Figure 7. GEM T cells in polyclonal populations ex vivo.

(a) Equal numbers of PBMC were sorted based on staining with antibodies against CD4 and TRAV1-2 and tested using K562 cells transfected with CD1b and CD1c in the absence or presence of GMM or MA. The experiment was performed twice in donors BB12 and BB2, and three times in donor C58, with similar results. (b) PBMC of subject C58 were stained with α-CD3, GMM-loaded CD1b tetramer and α-TRAV1-2. This experiment was performed twice with similar results. (c) The cDNA of 4000 sorted Tet⁺ and Tet⁻ cells was used in a PCR with a TRAV1-2 and TRAJ9-specific primer pair.

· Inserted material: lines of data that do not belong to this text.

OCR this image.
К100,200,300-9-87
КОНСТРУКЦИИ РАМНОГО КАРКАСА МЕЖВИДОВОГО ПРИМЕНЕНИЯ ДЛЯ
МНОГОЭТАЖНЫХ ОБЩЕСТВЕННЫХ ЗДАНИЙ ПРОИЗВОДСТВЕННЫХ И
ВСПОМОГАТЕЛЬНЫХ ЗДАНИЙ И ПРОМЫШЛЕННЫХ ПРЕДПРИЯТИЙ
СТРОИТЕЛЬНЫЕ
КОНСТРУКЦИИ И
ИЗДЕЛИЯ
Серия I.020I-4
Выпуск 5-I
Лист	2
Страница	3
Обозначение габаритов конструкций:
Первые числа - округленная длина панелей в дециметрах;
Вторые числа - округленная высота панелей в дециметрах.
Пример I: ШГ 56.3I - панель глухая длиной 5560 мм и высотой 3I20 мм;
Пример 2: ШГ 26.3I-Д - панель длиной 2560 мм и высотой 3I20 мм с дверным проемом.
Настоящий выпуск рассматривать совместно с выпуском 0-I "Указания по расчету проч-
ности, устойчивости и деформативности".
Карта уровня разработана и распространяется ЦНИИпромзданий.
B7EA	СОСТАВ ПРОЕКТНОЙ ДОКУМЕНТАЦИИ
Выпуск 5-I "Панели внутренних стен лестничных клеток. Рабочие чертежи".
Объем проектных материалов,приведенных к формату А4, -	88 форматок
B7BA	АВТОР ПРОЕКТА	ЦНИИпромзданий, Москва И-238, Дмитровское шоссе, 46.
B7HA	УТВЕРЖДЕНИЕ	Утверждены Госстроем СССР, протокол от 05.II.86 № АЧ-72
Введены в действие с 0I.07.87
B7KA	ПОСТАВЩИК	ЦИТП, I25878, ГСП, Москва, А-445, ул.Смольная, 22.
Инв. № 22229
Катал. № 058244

Cell sorting was performed once, and PCR was performed twice for each donor. (d) Quantity of TRAV1-2–TRAJ9 junctions relative to constant α chain was determined in cDNA from sorted CD4⁺TRAV1-2⁺ PBMC from blood bank donors and tuberculosis patients. Deep sequencing of the TCR repertoire of BB36 and BB38 revealed that 0.48 % and 0.90 % of the TRAV1-2⁺CD4+ T cells, or 0.0024 % and 0.0023 % of the total PBMC population, respectively, expressed typical GEM α chains.